Proteine Vegetali

Il PDCAAS è un indice di qualità proteica che tiene conto della digeribilità e del contenuto in amminoacidi. Secondo questo indice, la qualità proteica della soia è paragonabile a quella della carne di manzo, mentre è di poco inferiore per altri legumi

Proteine Vegetali

Proteine Vegetali

Con la progressiva e crescente diffusione degli stili alimentari vegani e vegetariani, spinta sia da questioni etiche che salutistiche, il mercato della dietetica ha dovuto ampliarsi per soddisfare le esigenze di queste categorie di consumatori.

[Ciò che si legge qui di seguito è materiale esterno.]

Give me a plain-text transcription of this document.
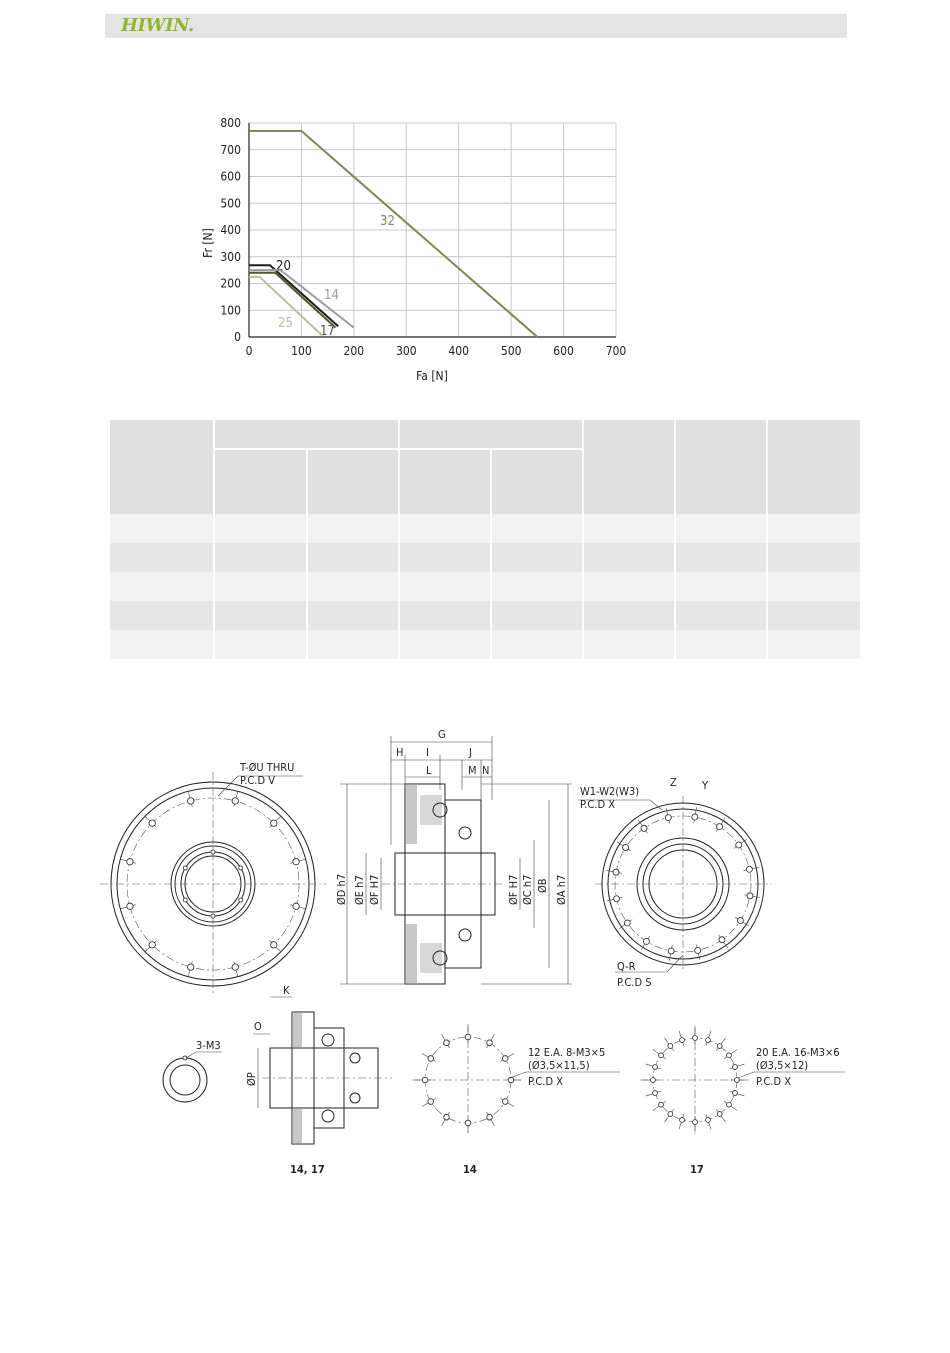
HIWIN.
0	100	200	300	400	500	600	700
0
100
200
300
400
500
600
700
800
32
20
14
17
25
Fa [N]
Fr [N]

T-ØU THRU
P.C.D V
G
H I	J
L	M N
ØD h7 ØE h7 ØF H7	ØF H7 ØC h7 ØB ØA h7
W1-W2(W3)
P.C.D X
Z Y
Q-R
P.C.D S
3-M3
K
O
ØP
14, 17
12 E.A. 8-M3×5
(Ø3,5×11,5)
P.C.D X
14
20 E.A. 16-M3×6
(Ø3,5×12)
P.C.D X
17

Le proteine vegetali hanno così assunto un ruolo di rilievo sia nelle normali abitudini dietetiche che nel mondo della supplementazione per sportivi.

Proteine vegetali negli alimenti

Al contrario di quanto superficialmente si riteneva, i prodotti del mondo vegetale rappresentano un'ottima fonte di proteine; alcuni di questi, addirittura, presentano indici di qualità proteica sovrapponibili a quelli delle proteine animali.

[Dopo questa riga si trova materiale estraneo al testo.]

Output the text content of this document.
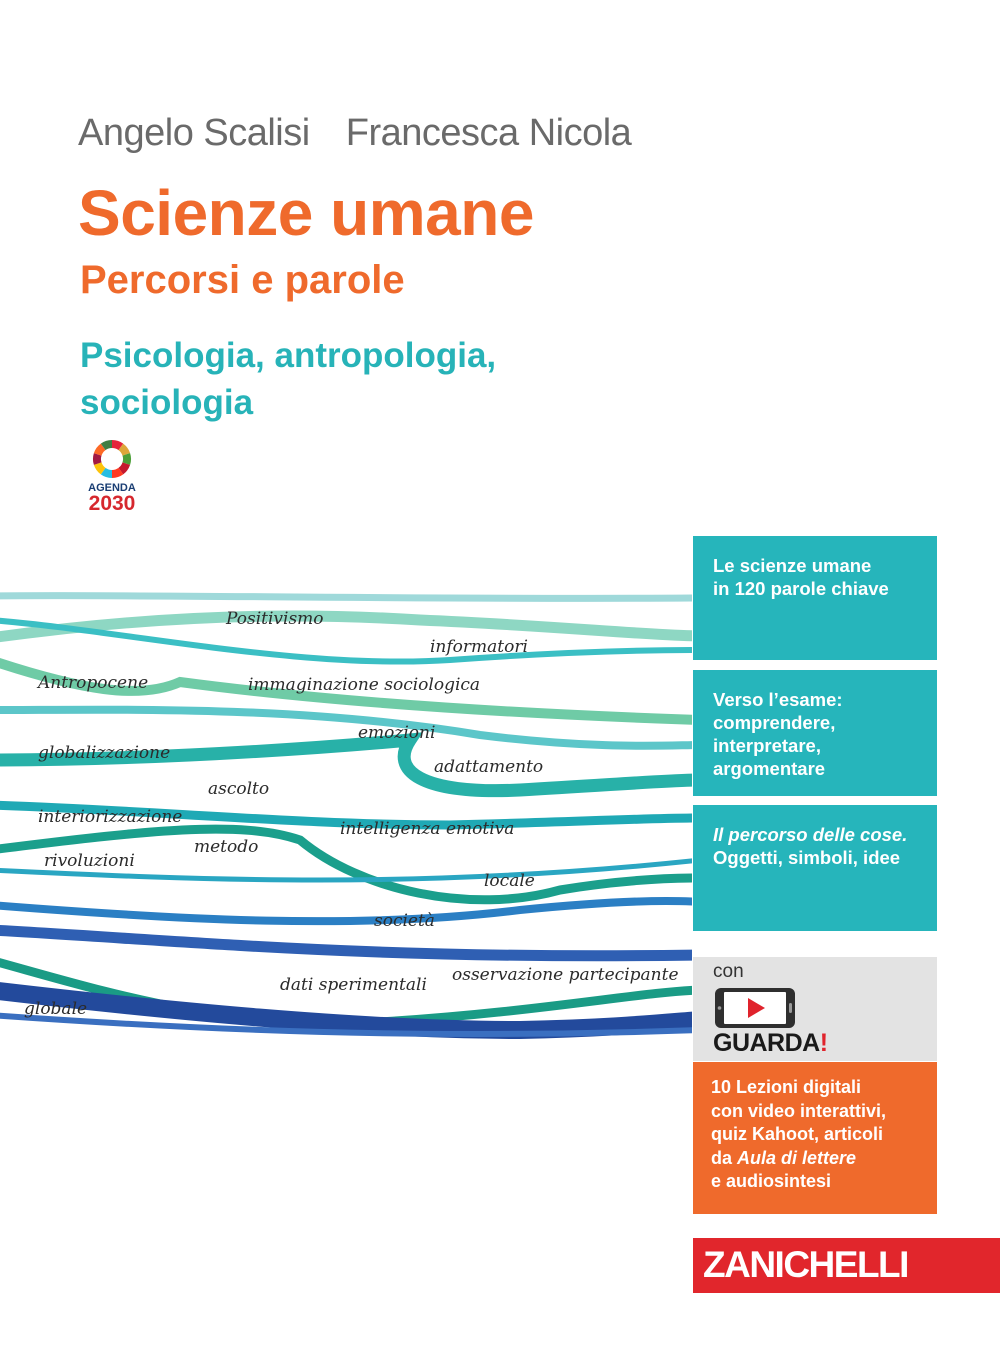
Angelo Scalisi Francesca Nicola
Scienze umane
Percorsi e parole
Psicologia, antropologia,
sociologia
AGENDA
2030
Positivismo
informatori
Antropocene	immaginazione sociologica
emozioni
globalizzazione
adattamento
ascolto
interiorizzazione
intelligenza emotiva
metodo
rivoluzioni
locale
società
dati sperimentali osservazione partecipante
globale
Le scienze umane
in 120 parole chiave
Verso l’esame:
comprendere,
interpretare,
argomentare
Il percorso delle cose.
Oggetti, simboli, idee
con
GUARDA!
10 Lezioni digitali
con video interattivi,
quiz Kahoot, articoli
da Aula di lettere
e audiosintesi
ZANICHELLI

Basti pensare al contenuto medio di proteine in alcuni alimenti vegetali (essiccati), come:

  • La soia, con 37 g di proteine vegetali ogni 100 g di prodotto;
  • I ceci, i fagioli e le lenticchie con circa 20g ogni 100 g di prodotto;
  • Cereali come il farro, l'orzo, il frumento, il riso, la quinoa o il miglio, con 10-15g di proteine vegetali ogni 100g di prodotto;
  • I semi e la frutta secca con circa 20-30g di proteine ogni 100g di prodotto;
  • Le alghe con oltre 60g di proteine vegetali per 100 g di prodotto.

Ai suddetti alimenti dovrebbero inoltre aggiungersi tutti i derivati, come il tofu, il tempeh, il seitan e le farine, ancora più ricche di proteine vegetali rispetto all'alimento di origine.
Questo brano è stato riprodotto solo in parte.